[ 定昇廃止論について −「定昇廃止」と「一律な定昇廃止」は違う]

 3月(平成16年)になり、春は春闘の季節です。労働組合の組織率が2割を切っても(19.6%)、わが社に労働組合が無くても、この時期は年に一度、企業経営とそれを支える人的資源についての課題を考える節目であり、また賃金の決定要因の一つである「相場」が形成される重要な季節です。(他の要因は「生産性」=なんぼ儲かったか、「生計費」=その賃金で人並みに暮らしていけるか)
 
 本年度の日本経団連の論調は「一律的なベースアップは論外であり、賃金制度の見直しによる属人的賃金項目の排除や定期昇給制度の廃止・縮小、さらにはベースダウンも労使の話し合いの対象になりうる。」と昨年より一歩踏み込んだものとなっています。
 これに対して連合は「われわれの我慢も限界にきている。(中略)これが現実のものとなれば、経済回復の芽は摘まれ、わが国経済は確実にデフレスパイラルに陥る。」 と反論しています。

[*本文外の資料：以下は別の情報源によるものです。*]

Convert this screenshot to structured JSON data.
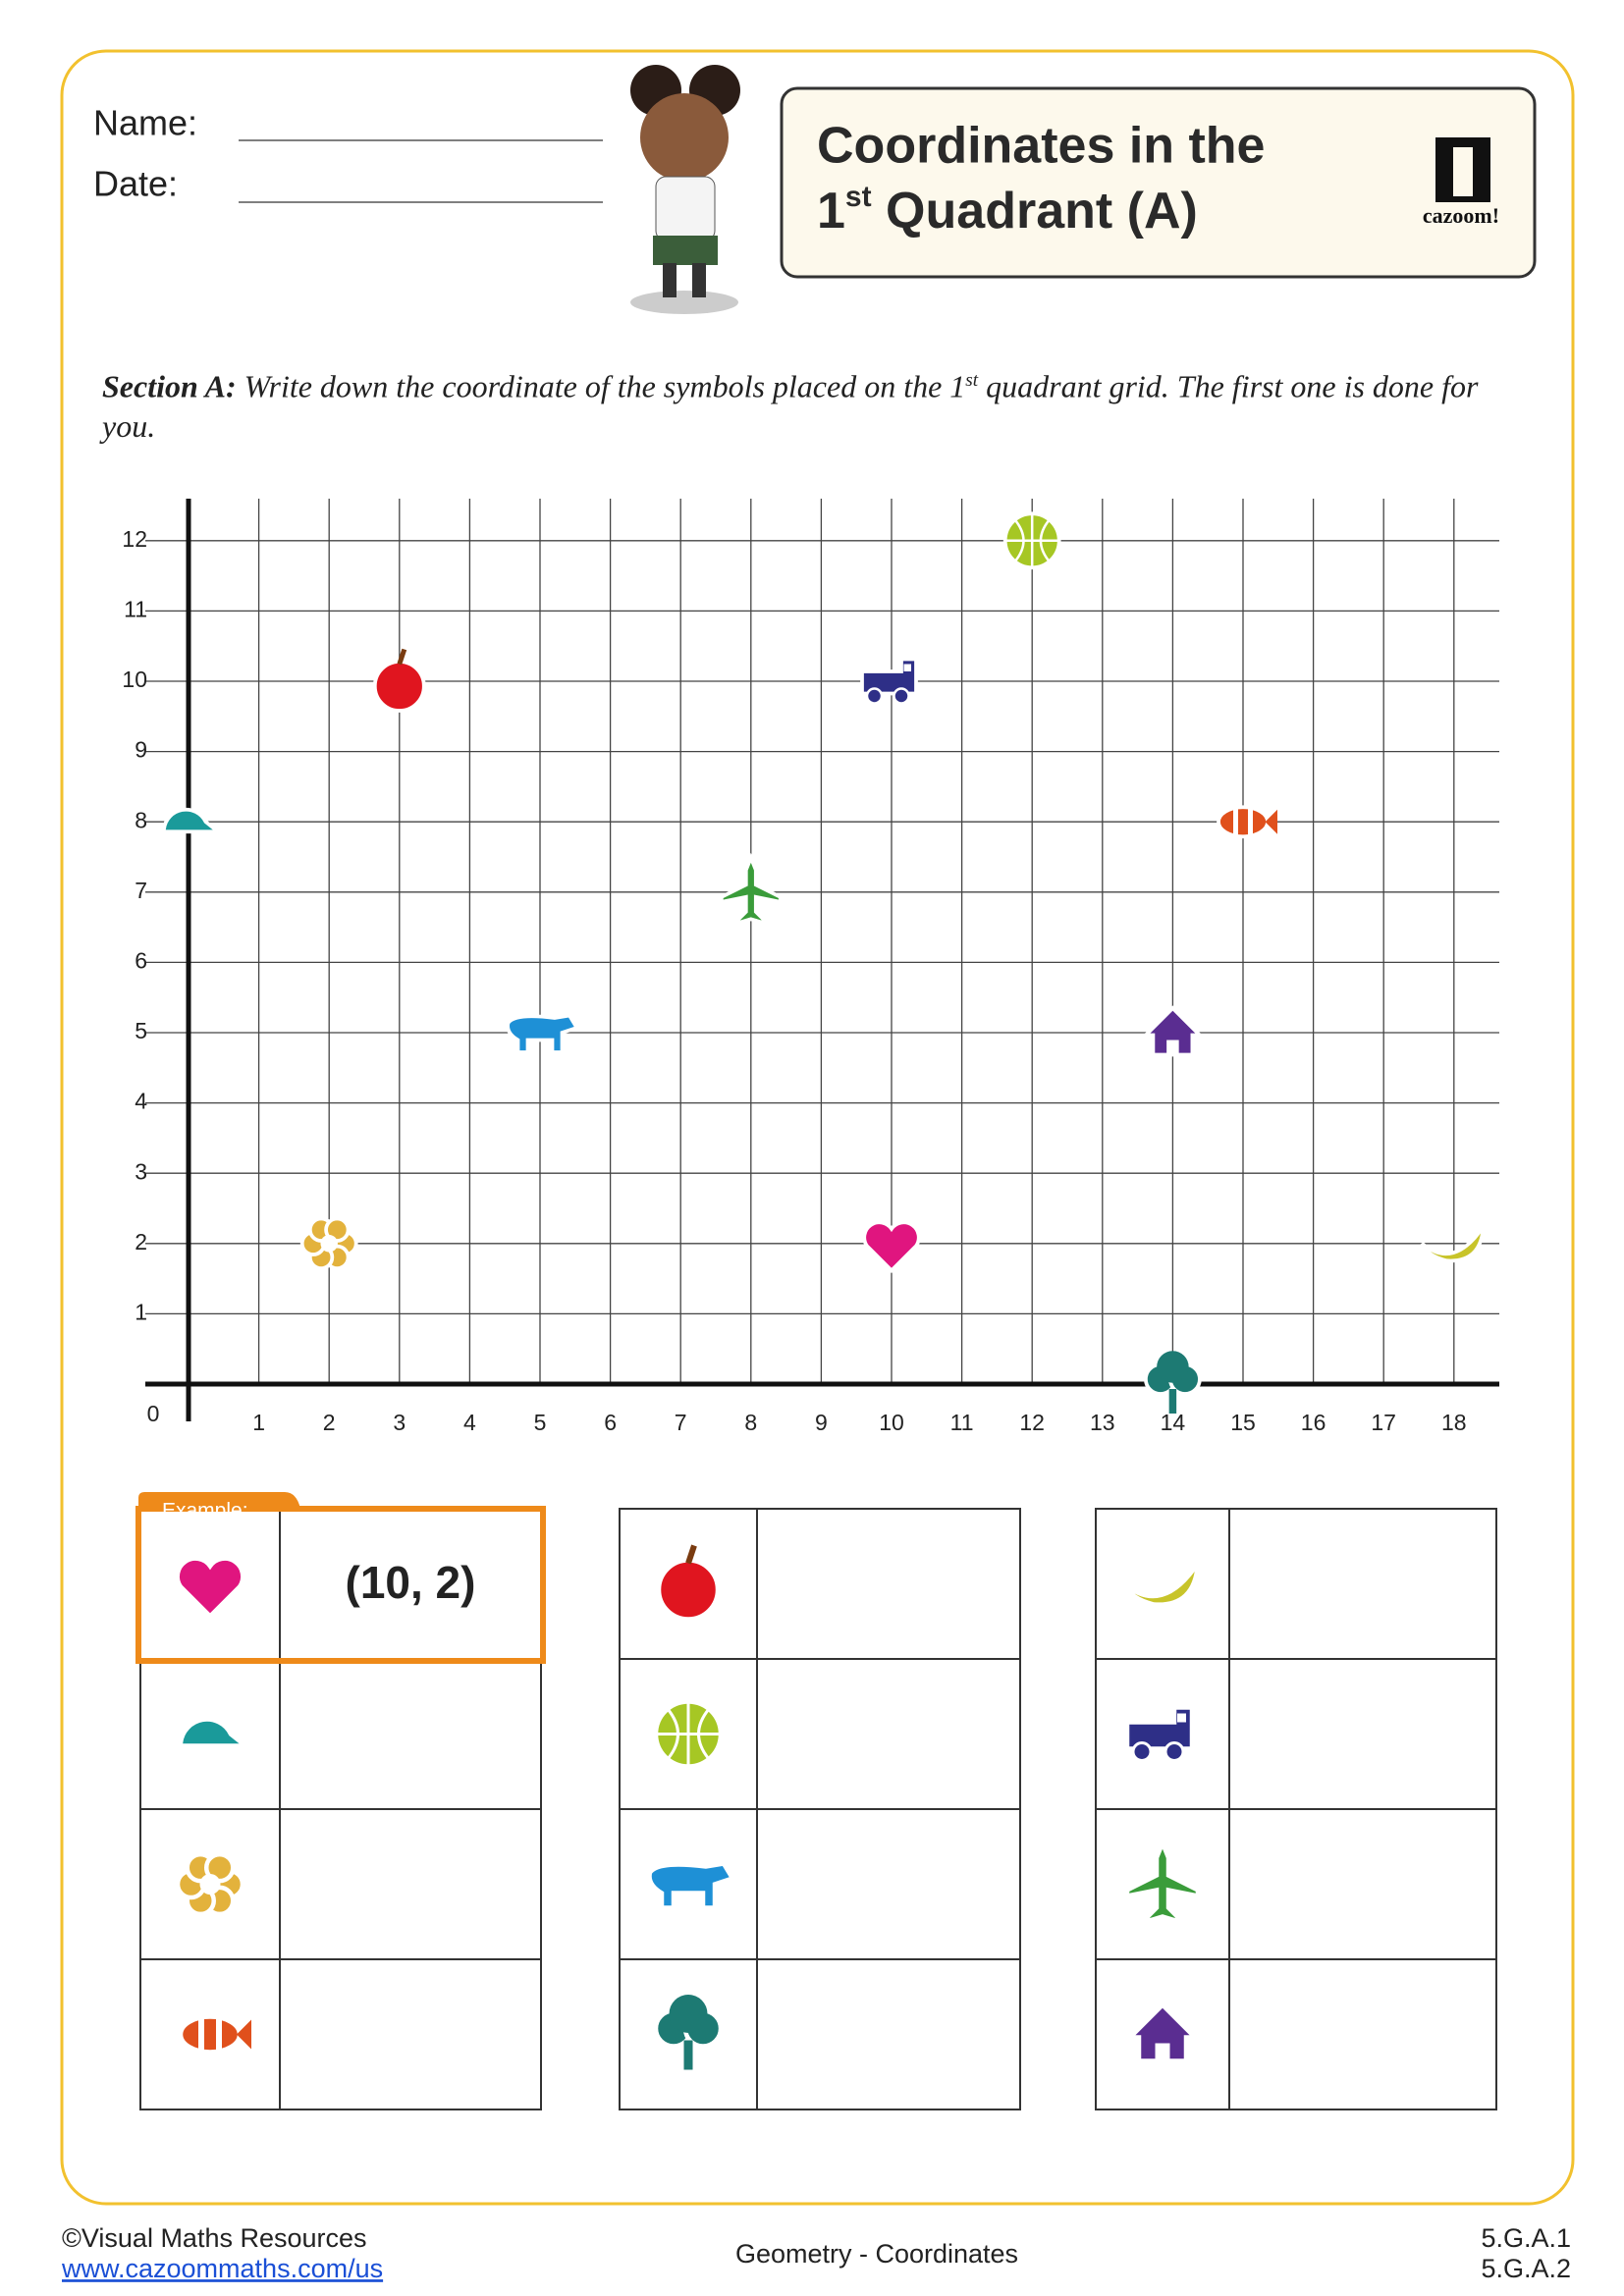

 定期昇給(以下、定昇)とは、賃金表を昇るなど、全員が対象となるルールに基づいた昇給のことです。(それ以外は昇格昇給、昇進昇給(=役職手当)など。)
 注意すべきは、昨今の「定昇廃止」というスローガンです。そういった事例の中身を見ると、ほとんどが、評価にかかわらず自動昇給する年齢給などを無くしたり(それでもさらに、若年層の特例があるところがあります。新聞には書いてないことです。)、評価による標準昇給の下駄履き部分を縮小したりという「一律な定昇の廃止」であって、定昇そのものを完全に無くすものではありません。

 そして、たとえ定昇を凍結しても、賃金表のない範囲職務給などで原則として定昇制度を無くしても、現実に、初任給202,514円と40歳標準者431,878円(日本経団連100人未満大卒)の間には52度の角度が、また生計費の面からも18歳153,749円と40歳339,439円(負担費修正)という40度の角度が存在します。
 若い人が先輩や上司の「実力と処遇と生活」を目指していくという、広い意味での「定昇問題」は、会社の秩序を維持する上で、避けては通れないものです。